Les passages à tabac des Juifs dans les rues n’étaient pas rares. Pourtant, contrairement à la Roumanie et la Pologne, il n’y eu pas de pogroms en Lituanie avant le déclenchement de la Seconde Guerre mondiale. Il y eut aussi une certaine coopération entre les intellectuels lituaniens et juifs au cours de cette période. Par exemple, une anthologie de la littérature lituanienne fut publiée en hébreu, et une collection de dainas lituaniennes (chansons folkloriques) fut publiée en yiddish.

En l’absence d’un organe représentatif officiel de la communauté juive lituanienne, une petite organisation fonctionnait secrètement.
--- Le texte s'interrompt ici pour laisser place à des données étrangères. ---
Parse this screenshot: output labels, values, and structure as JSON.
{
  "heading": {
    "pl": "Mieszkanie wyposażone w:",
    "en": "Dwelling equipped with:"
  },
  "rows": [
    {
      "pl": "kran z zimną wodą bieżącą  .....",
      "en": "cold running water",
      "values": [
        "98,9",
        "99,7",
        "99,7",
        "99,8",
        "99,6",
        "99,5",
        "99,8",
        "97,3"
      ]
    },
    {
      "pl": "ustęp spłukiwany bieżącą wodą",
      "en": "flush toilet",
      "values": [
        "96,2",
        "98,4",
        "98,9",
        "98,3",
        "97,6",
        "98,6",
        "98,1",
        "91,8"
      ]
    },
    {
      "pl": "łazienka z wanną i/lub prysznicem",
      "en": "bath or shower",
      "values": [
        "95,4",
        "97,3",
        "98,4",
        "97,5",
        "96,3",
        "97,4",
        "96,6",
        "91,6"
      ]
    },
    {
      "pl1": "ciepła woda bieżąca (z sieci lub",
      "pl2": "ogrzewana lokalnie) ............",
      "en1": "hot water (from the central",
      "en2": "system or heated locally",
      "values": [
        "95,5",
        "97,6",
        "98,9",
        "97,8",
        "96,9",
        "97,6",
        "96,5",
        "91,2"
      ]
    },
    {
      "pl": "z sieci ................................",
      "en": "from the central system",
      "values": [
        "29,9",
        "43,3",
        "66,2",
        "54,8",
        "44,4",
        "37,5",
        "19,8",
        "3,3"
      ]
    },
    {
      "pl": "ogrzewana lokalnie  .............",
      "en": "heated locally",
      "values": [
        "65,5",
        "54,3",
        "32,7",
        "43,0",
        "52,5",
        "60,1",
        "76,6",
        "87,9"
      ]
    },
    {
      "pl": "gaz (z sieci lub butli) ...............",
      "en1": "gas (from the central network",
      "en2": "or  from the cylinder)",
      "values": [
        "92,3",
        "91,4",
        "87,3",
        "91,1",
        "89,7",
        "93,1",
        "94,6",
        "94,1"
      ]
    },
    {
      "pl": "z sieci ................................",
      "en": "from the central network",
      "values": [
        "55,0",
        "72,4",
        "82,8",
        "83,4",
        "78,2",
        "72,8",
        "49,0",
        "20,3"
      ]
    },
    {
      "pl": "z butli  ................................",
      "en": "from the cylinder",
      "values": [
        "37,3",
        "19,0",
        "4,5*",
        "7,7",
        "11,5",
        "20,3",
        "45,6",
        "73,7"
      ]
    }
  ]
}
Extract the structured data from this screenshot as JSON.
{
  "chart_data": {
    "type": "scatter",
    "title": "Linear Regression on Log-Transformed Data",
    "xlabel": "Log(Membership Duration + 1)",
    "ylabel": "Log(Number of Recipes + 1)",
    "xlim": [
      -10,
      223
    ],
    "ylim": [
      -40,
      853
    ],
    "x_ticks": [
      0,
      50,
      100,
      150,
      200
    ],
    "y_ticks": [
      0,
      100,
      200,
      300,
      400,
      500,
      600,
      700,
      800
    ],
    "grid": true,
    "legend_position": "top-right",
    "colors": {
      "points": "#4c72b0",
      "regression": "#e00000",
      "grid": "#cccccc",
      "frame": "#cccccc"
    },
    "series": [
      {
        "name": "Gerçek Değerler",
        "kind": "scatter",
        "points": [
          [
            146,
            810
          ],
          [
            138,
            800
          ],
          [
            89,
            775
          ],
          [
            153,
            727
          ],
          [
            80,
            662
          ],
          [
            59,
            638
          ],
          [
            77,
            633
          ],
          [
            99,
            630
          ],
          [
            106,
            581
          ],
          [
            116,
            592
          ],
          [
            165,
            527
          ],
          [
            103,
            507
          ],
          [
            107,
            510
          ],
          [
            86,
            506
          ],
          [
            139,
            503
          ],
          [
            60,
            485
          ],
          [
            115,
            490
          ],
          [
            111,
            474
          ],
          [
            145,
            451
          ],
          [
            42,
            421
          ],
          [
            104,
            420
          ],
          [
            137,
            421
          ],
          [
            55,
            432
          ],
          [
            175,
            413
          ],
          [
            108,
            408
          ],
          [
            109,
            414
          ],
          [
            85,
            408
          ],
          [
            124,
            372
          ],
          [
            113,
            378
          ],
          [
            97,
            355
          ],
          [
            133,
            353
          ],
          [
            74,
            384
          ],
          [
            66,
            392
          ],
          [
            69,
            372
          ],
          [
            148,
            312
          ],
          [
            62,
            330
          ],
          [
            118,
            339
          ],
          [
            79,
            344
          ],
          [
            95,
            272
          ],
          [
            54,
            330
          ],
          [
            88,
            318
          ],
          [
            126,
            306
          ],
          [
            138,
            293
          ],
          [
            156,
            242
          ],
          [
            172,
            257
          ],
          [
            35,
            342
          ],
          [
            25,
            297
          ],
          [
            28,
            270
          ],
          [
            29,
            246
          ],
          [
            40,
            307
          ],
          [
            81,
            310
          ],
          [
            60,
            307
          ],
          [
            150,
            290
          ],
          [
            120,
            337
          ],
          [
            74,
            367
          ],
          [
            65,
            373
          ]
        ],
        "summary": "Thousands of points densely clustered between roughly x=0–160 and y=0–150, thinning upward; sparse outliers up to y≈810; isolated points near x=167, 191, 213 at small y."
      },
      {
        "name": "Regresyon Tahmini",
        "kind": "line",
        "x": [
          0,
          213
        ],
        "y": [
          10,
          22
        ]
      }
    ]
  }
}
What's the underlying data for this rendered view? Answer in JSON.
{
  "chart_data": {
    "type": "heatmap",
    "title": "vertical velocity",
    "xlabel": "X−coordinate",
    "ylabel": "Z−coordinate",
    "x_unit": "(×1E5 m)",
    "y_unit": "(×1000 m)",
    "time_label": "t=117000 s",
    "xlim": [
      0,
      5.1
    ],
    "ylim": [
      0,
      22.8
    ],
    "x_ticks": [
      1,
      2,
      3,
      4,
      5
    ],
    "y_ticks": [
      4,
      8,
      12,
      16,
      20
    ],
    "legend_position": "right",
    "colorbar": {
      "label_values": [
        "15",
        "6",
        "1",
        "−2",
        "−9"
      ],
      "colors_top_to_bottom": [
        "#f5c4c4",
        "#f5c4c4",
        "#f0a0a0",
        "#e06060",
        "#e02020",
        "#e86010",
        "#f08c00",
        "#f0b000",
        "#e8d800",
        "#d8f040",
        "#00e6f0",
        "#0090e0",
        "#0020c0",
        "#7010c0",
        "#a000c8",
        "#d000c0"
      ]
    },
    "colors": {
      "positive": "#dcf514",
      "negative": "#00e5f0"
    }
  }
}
Plusieurs personnalités ayant une grande expérience publique et politique dirigeaient cette organisation.
En raison de leurs efforts et de leurs liens étroits avec l’establishment lituanien, les dirigeants nationaux publièrent souvent des déclarations destinées à rassurer les citoyens juifs dans une situation de tension et d’animosité croissante. Néanmoins, les actes de violence, ainsi que les calomnies dans les médias, persistèrent.

À la fin d’octobre 1939, lorsque Vilnius retourna à la Lituanie et que l’armée lituanienne entra dans la ville, des habitants, peut-être encouragés par les autorités lituaniennes, lancèrent de violentes attaques contre les Juifs.
Si l’on compte les 80 000 Juifs de la province de Vilna, où quelque 12 000 réfugiés juifs avaient fui la Pologne (avec plusieurs milliers d’autres à destination de Kaunas), la population juive de Lituanie comptait alors environ 250 000 personnes, soit environ 10% de la population.
Parmi les réfugiés se trouvaient 2 600 étudiants de yechivas et leurs enseignants, 2 065 membres de mouvements de jeunesse sionistes, environ 1 500 activistes de partis sionistes et 560 militants du Bund et d’autres organisations.
Des écrivains, des intellectuels, des dirigeants politiques et des personnalités de différents milieux se trouvaient également parmi les réfugiés. Leur objectif principal était de partir le plus tôt possible pour d’autres pays, principalement à l’étranger. Beaucoup réussirent à quitter la Lituanie, principalement par l’URSS ou la Scandinavie.